Basically this is a subset of Scheme's syntax-rule. If the compiler finds an expression starting with begin, rest of the expression is bound to e and substituted as a right hand side. Those expansion requires only limited set of list functions, so the compiler doesn't have to provide full eval function. This macro syntax made my compiler readable, and I was able to continue happily.

Even after I implemented more dynamic traditional macro with eval function, I keep using this pattern base macros mainly.

Eval

To implement eval function, you need to understand the dynamic code loading facility provided by the VM. Note that this is not part of AVM2 specification, and Avmshell (a console Tamarin shell program) and Adobe Flash have different API.

Avmshell has straightforward API. You give compiled byte code, and the function returns the value. Because Tamacola is now written in Tamacola, you can invoke the compiler as a library function and get byte code you want to execute.

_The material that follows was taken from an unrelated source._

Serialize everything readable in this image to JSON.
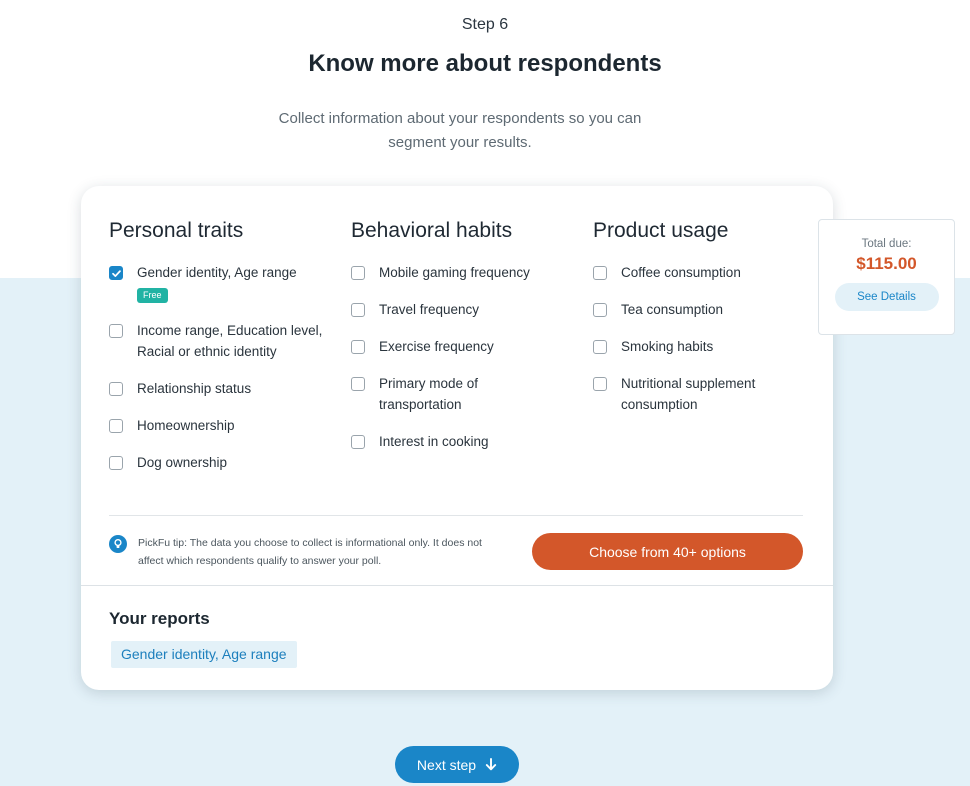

avmplus.Domain.loadBytes(byteArray:ByteArray)

You can get the domain object by Domain.currentDomain() static method. Those useful functions in Avmshell are found shell/ directory in the Tamarin-central repository.

Flash Player has somewhat tricky API for dynamic code loading. The signature is normal.

flash.display.Loader.loadBytes(bytes:ByteArray, context:LoaderContext = null):void

There are two problems for our purpose. First, this method is not designed mainly for dynamic loading, it only accepts SWF, JPG, PNG, or GIF files, and byte code happen to be accepted inside a SWF file. So I had to construct SWF file to load code. In case if you don't know about SWF file, SWF file is a kind of container format. You can embedded vector graphics, mp3 sounds, and ActionScript byte code. Making a SWF file is not particularly difficult though, it needs nasty bit fiddling.

Second, this is far more problematic, is that this method works as asynchronously. In other words, this doesn't return the result value. Instead, you need to give it a callback function to wait to finish the code. Additionally, this method doesn't return value at all, so if you want the return value, you need to setup some explicit return mechanism by yourself.

Practically, this cause a problem if you want to write a traditional macro definition and use the macro in a same source code. Because a traditional macro need to evaluate a lisp expression in a compile time, but the eval function doesn't return before the compilation thread is done. I could solve the problem by setting up compilation queue or something, but it would cost performance penalty which I don't want. And now I simply gave up.

I have explained pretty much all interesting aspect of the self hosting compiler. I'll talk about how to make a new language on the Tamacola environment later.